この夏の、たいそう暑い日、加計康晴さんの案内で、花井隆爾さんといっしょに安芸太田町を訪れました。その時に、尼子四郎が、戸河内小学校(旧・本郷尋常高等小学校)に寄贈した門と由来書掲示板をみることができました。

写真の門の左側が由来書。

 

尼子四郎は、漱石が千駄木に住んでいたときのことですが、、近くで開業医をしていて、悪阻で苦しんでいた漱石の妻鏡子の診療に夏目家を訪れていました。その頃漱石の癇癪があまりにはげしいので、鏡子は尼子医師に相談を持ちかけています。(『漱石の思い出』による。)

 

『吾輩は猫である』に登場する医師の甘木先生は、尼子四郎のことであると言われます。漱石の鈴木三重吉宛書簡に、「広島といふ所はどんな所か行つて見たい。広島のものには僕の朋友が少々ある昔は大分つき合つたものだ。
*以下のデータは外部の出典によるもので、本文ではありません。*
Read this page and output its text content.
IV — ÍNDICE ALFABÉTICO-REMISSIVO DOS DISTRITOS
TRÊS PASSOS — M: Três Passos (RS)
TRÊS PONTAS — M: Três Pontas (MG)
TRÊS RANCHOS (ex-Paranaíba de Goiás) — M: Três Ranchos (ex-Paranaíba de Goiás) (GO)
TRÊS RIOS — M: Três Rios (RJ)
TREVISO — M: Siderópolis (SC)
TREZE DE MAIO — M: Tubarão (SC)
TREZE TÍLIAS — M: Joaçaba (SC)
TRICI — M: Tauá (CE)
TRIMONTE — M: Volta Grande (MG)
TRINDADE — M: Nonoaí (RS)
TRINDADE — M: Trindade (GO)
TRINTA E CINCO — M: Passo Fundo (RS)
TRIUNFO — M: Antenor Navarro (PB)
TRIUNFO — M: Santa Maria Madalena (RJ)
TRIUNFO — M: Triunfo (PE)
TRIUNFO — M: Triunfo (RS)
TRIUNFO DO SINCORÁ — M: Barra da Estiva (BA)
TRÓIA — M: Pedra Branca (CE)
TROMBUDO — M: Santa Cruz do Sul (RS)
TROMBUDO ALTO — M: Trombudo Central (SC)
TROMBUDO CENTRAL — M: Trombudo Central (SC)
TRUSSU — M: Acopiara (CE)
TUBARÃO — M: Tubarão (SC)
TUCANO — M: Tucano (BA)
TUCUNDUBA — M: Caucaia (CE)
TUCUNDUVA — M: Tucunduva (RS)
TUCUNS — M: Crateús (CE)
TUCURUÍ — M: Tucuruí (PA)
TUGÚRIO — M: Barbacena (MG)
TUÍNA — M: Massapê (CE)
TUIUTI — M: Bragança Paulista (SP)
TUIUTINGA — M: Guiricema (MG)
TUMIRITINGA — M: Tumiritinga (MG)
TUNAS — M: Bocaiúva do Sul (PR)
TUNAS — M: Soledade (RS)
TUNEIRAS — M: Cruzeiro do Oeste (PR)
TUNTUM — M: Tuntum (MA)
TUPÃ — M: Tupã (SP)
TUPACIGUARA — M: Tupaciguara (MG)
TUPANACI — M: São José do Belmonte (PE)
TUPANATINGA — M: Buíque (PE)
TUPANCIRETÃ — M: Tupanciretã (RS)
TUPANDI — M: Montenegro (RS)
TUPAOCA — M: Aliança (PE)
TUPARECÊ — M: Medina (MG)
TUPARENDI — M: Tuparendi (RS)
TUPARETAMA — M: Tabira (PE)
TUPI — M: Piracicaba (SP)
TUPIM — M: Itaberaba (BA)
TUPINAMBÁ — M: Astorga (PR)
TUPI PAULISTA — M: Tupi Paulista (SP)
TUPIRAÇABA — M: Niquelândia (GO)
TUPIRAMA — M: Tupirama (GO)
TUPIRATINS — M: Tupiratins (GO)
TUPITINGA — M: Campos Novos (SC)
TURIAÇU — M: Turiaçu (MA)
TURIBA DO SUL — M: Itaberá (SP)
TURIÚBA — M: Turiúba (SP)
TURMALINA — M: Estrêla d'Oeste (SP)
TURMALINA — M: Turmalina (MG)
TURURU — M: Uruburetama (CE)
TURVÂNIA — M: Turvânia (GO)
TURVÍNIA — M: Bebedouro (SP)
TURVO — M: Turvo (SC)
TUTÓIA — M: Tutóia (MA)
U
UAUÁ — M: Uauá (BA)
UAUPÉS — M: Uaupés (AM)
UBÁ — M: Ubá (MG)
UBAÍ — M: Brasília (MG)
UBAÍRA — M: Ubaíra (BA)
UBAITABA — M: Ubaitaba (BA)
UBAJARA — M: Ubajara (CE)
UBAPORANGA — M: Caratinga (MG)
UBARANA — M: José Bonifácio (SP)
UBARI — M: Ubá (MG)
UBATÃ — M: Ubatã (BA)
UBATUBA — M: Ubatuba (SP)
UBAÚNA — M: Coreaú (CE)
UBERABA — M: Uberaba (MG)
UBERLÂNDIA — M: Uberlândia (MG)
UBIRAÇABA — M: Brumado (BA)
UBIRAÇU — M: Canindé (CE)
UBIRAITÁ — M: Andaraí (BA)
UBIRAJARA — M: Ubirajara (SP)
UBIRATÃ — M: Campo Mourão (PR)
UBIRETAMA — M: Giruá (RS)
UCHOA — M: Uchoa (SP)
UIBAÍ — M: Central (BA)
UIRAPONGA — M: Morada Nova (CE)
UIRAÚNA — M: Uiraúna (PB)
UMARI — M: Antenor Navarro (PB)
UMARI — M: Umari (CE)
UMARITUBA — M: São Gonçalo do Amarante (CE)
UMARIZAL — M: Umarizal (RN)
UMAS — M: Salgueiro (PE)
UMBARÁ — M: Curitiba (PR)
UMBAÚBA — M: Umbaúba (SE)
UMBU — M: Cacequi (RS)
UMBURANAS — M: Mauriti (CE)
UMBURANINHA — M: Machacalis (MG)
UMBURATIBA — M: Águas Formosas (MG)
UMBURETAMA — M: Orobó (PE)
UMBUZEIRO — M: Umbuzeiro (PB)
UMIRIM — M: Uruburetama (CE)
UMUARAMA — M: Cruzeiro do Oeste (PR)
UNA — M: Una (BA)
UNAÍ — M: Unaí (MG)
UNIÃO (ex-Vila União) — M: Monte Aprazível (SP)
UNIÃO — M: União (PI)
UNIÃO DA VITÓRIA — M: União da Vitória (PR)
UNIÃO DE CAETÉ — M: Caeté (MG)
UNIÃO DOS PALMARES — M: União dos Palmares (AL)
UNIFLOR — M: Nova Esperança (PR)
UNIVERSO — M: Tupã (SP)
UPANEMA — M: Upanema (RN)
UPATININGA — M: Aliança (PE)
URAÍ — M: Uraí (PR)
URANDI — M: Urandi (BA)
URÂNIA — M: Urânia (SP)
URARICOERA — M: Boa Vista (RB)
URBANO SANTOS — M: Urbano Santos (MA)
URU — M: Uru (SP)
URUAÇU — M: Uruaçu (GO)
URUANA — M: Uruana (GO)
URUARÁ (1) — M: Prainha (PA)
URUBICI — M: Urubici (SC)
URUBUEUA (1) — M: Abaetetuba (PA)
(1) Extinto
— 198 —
猫のうちにある甘木先生も広島の人だ。」とあり、井原市次郎宛書簡には、「尼子さんは四郎と云ふ名です同町内に居ていつでも厄介になります。先日逢つたら飛んだ所へ引合に出されたと申されました。迷亭と云ふ男は定めてありません。」とあって、甘木先生は尼子医師がモデルだと漱石も認めていたようです。

 

 

写真は門の由来書(掲示)です。

 

 

 

 

写真は、戸河内小学校。

尼子四郎ゆかりの門は、写真左端の由来書の横にあります。